È morto Antonio (Toni) Negri analista politico e filosofo della storia, intellettuale brillante discusso nei cinque continenti. Accusato di un rapporto di parentela col terrorismo politico degli anni di piombo, riconobbe l’arbitraria legittimità della violenza operaia e dovette scontare dieci anni di carcere.

Descritto come personaggio istrionico vulcanico febbrile, lo conobbi dal vivo nel 1970 al Sozialarchiv di Zurigo dove si tenne una Conferenza internazionale sull’industria dell’automobile. A me parve dotato di una notevole logica capace di allargare a tanti nessi e di promuovere di continuo punti di sintesi. Ma solo decenni dopo riuscii a capire meglio la cifra dell’uomo fuori dal comune quando lessi Lenta ginestra, il saggio denso e intenso su Giacomo Leopardi.

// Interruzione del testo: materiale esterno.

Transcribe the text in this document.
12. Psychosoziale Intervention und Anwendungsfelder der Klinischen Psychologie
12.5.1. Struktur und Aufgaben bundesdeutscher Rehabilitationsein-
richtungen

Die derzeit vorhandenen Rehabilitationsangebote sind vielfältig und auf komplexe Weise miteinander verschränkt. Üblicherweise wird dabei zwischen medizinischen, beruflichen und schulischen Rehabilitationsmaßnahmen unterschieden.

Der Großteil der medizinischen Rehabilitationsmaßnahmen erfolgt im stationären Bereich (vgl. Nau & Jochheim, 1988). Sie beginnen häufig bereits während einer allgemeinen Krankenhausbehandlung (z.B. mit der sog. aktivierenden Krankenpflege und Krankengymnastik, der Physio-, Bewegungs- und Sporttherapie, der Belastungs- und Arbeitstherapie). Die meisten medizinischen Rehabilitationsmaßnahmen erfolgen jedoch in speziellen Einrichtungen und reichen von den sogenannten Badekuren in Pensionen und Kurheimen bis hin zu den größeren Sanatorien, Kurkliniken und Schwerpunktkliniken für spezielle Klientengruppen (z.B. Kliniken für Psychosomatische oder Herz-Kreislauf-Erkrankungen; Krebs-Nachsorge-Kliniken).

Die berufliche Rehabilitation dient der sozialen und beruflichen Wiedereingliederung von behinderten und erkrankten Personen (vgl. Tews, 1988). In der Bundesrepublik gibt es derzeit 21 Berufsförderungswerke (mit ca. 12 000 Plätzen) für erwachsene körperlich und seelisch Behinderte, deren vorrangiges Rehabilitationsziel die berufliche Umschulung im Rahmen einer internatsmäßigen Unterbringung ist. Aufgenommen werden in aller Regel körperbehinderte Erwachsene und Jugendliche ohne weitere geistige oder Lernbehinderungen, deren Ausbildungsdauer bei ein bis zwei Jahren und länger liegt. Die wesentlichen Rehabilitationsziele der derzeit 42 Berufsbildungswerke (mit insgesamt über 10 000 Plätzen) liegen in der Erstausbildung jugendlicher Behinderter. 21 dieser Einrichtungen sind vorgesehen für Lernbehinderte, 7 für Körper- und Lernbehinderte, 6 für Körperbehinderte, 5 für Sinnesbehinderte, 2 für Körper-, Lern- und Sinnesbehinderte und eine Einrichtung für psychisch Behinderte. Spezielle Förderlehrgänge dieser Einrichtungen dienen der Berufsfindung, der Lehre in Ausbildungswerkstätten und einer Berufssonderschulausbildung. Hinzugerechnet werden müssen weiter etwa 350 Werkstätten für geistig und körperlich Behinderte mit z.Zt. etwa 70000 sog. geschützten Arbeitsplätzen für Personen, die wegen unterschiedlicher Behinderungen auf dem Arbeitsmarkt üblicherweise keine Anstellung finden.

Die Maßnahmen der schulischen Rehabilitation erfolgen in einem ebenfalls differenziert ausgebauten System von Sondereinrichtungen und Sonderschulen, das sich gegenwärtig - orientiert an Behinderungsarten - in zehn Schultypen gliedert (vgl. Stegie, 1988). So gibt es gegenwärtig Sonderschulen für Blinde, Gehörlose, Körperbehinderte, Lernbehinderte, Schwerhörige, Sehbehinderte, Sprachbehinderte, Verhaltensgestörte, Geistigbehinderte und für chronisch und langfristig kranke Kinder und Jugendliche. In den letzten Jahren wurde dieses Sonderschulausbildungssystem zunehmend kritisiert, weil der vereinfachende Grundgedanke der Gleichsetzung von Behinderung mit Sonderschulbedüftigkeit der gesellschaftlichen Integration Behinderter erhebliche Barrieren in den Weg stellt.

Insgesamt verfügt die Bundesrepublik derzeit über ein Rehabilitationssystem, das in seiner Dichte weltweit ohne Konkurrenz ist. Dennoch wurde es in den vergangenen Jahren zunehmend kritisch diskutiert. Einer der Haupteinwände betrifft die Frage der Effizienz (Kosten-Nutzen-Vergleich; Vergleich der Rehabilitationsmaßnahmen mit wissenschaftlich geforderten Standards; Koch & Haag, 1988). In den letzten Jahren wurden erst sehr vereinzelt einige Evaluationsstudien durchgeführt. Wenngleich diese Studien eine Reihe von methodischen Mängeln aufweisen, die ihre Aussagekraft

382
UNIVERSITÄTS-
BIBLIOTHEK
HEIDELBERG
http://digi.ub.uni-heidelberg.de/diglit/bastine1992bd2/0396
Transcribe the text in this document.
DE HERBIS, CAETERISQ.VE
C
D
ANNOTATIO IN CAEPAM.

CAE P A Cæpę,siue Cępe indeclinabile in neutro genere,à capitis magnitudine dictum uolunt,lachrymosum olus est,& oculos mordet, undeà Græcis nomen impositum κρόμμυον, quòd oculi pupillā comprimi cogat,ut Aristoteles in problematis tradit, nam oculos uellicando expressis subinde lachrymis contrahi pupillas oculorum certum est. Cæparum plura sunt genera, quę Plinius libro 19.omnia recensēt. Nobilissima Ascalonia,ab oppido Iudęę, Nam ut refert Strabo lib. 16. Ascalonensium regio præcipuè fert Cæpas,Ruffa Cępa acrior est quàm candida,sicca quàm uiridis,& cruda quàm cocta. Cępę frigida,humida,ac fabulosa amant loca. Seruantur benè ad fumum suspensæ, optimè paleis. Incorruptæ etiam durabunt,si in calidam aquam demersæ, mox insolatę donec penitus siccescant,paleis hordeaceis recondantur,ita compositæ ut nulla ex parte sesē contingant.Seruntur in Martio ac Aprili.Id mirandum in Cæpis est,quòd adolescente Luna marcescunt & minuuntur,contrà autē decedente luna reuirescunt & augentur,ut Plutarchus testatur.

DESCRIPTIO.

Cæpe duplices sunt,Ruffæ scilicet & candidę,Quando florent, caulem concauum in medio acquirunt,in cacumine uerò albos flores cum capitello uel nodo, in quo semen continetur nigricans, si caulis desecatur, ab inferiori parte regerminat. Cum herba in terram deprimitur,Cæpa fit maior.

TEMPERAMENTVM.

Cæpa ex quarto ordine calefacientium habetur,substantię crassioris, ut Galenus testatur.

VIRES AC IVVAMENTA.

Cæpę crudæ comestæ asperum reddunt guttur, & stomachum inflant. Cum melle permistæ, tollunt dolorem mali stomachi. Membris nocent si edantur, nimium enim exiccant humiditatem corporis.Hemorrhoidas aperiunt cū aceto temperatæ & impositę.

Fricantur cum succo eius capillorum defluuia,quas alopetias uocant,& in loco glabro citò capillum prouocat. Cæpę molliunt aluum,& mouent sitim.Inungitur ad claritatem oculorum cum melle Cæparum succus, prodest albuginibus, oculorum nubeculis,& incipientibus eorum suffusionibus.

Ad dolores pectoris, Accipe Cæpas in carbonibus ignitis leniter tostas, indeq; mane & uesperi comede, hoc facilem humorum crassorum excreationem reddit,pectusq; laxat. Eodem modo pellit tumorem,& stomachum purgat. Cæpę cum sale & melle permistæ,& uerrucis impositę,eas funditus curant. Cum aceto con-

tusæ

Qui il poeta della struggente nostalgia del tempo che passa è visto con un piglio diverso: non è un idealista soggettivo, non un sensista solipsistico, non un pessimista metafisico, ma appartiene alla tradizione metafisica del materialismo, esprime lungo tutta la sua opera una metafisica materialistica e umanistica, una forte tensione etica, una continua rifondazione ontologica. Leopardi è dunque anche ottimista, il suo desiderio e la sua immaginazione aprono al futuro: “È rottura aperta sul tempo futuro munita di un’arma di amore e di desiderio”. L’ottimismo e il volontarismo di Negri mi hanno sempre impressionato.

Con Raniero Panzieri e Mario Tronti fu protagonista nel dare voce alle debordanti e accanite agitazioni operaie degli anni 60 e 70, fenomeno delle grandi fabbriche detto “operaismo italiano”. Le lotte erano sincroni in Europa soprattutto nel settore dell’auto e della chimica, periodo che portò le imprese a reagire rinnovando i cicli produttivi con ristrutturazioni e automazioni. Negri teorizzò l’“operaio sociale”, cioè il tipo di lavoratore formato al regime di fabbrica che ingloba la società intera dall’operaio alla casalinga. Scrisse la trilogia letta in tutto il mondo: Impero, visione analitica delle tensioni egemoniche, moltitudine, tendenza trasversale del soggetto storico, Commonwealth, democrazia assoluta del comune. Nessun minuto da pensionato per il filosofo, che continuò negli ultimi anni a parlare dell’ontologia della moltitudine, come alla Conferenza di Roma sul comunismo (2017): “L’autonomia della moltitudine si riappropria del capitale fisso, per farsi macchina dentro e contro la struttura macchinica dello sfruttamento. Il General Intellect è il luogo sul quale il capitale costruisce valorizzazione: è dunque sul cervello e sulla sua riappropriazione da parte del lavoratore collettivo che oggi va orientata la lotta. Come voleva Marx, il vero capitale fisso si rivela l’uomo stesso. Le istituzioni cooperative del comune sono costitutive, non conoscono né trascendenza né separatezza, non sono sovrane, sono l’immanenza del potere costituente. Prima c’è appropriazione del comune, mentre la presa del potere è sempre seconda”.